Dim strarray() As String

stringvar = ABCD
For x = 0 To Len(stringvar)
   strarray(x) = Mid(stringvar, x, 1)

MsgBox strarray(0)
Next

End Sub

Dim strarray() As String

stringvar = ABCD
For x = 0 To Len(stringvar)
   strarray(x) = Mid(stringvar, x, 1)

MsgBox strarray(x) '<-- Changed this from 0 To x as your variable is x in your for next loop
Next

End Sub

Try that and let us know how it goes :)

I hope that helps you out :)

Kind regards

Gecko

You basically need what dr binks suggested :)

Well, it will not work because the MsgBox will display whateveris requested. It seem the actual problem is somewhere here.

stringvar = ABCD
For x = 0 To Len(stringvar)
   strarray(x) = Mid(stringvar, x, 1)

It says Invalid call procedure or argument in the

strarray(x) = Mid(stringvar, x, 1)

Sub a()


Dim strarray() As String

stringvar = "ABCD"
For x = 0 To Len(stringvar)
   strarray(x) = Mid(stringvar, x, 1)

MsgBox strarray(0)
Next

End Sub

Did you try this?

hehe, I just tried the code, I found this works:

Dim strarray(1000) As String

stringvar = "ABCD"
For x = 1 To Len(stringvar)
   strarray(x) = Mid(stringvar, x, 1)

MsgBox strarray(x)
Next

(forgot x has to start at 1 because there is no position 0 in a string, my bad :/ )

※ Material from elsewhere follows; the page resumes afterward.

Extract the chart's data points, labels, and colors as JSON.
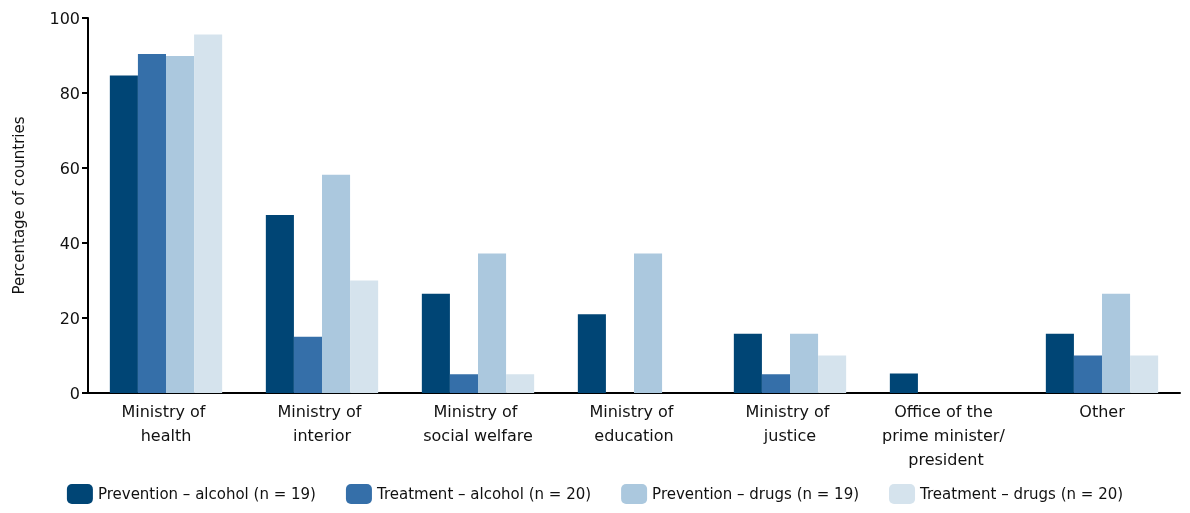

anyways, I have work tommorow and its getting quite late, im sure gecko_au2003 and Shauli  can help you out from here zzwin.
I shall check in the morning to see if there was a solution and if not I shall help you out :)

nite

Just a question- what means
 Dim strarray(1000)

That means that you fix the size of the array to 1000 elements. There are two ways to define an array: Either you define the amount of elemnts before you load the array, as in  Dim strarray(1000), or you extend the amount of elemnt while you add elemnts, as in:

Dim myArray() as string, Counter as integer

Redim Preserve myArray(Counter)
myArray(Counter) = anyvalue
Counter = Counter + 1

That way, you add an elemnt to the array "on the fly" instead fixing the size of the array.

S

Thanx a lot guys.

To implement the "on the fly" option to the suggested code:

Dim strarray() As String, Counter As Integer

stringvar = "ABCD"
For x = 1 To Len(stringvar)
   ReDim Preserve strarray(x)
   strarray(x) = Mid(stringvar, x, 1)
   Counter  = Counter  + 1
Next

S

>>That means that you fix the size of the array to 1000 elements.<<
Actually no, it is 1001.  Since an array defined as:
Dim strarray(1000) is zero based than that would be 1001 elements.

It is a common mistake, and is especially true in .NET

although it is a common mistake, in most other languages it would infact be only 1000 elements.

In general, acperkins would be correct. But not at this time, as if the asker chooses to go with Dim strarray(1000), and as the loop to add the elements starts from 1 (For x = 1 To Len(stringvar)), then in this case it is 1000 and not 1001.

S

>>But not at this time<<
Really? Than I am afraid to say, you have no clue.  Please take the time to read up on arrays and in particular LBound and UBound.  Here is a little exercise for you:

Dim strarray(1000)
Debug.Print "Elements in the array:"; UBound(strarray) - LBound(strarray) + 1

Of course if you had done this:
Dim strarray(1 to 1000)

Or even this:
Option Base 1
Dim strarray(1000)

Then you would of course be correct (both of those arrays have only 1000 eleements), but then I would not be posting here then, would I?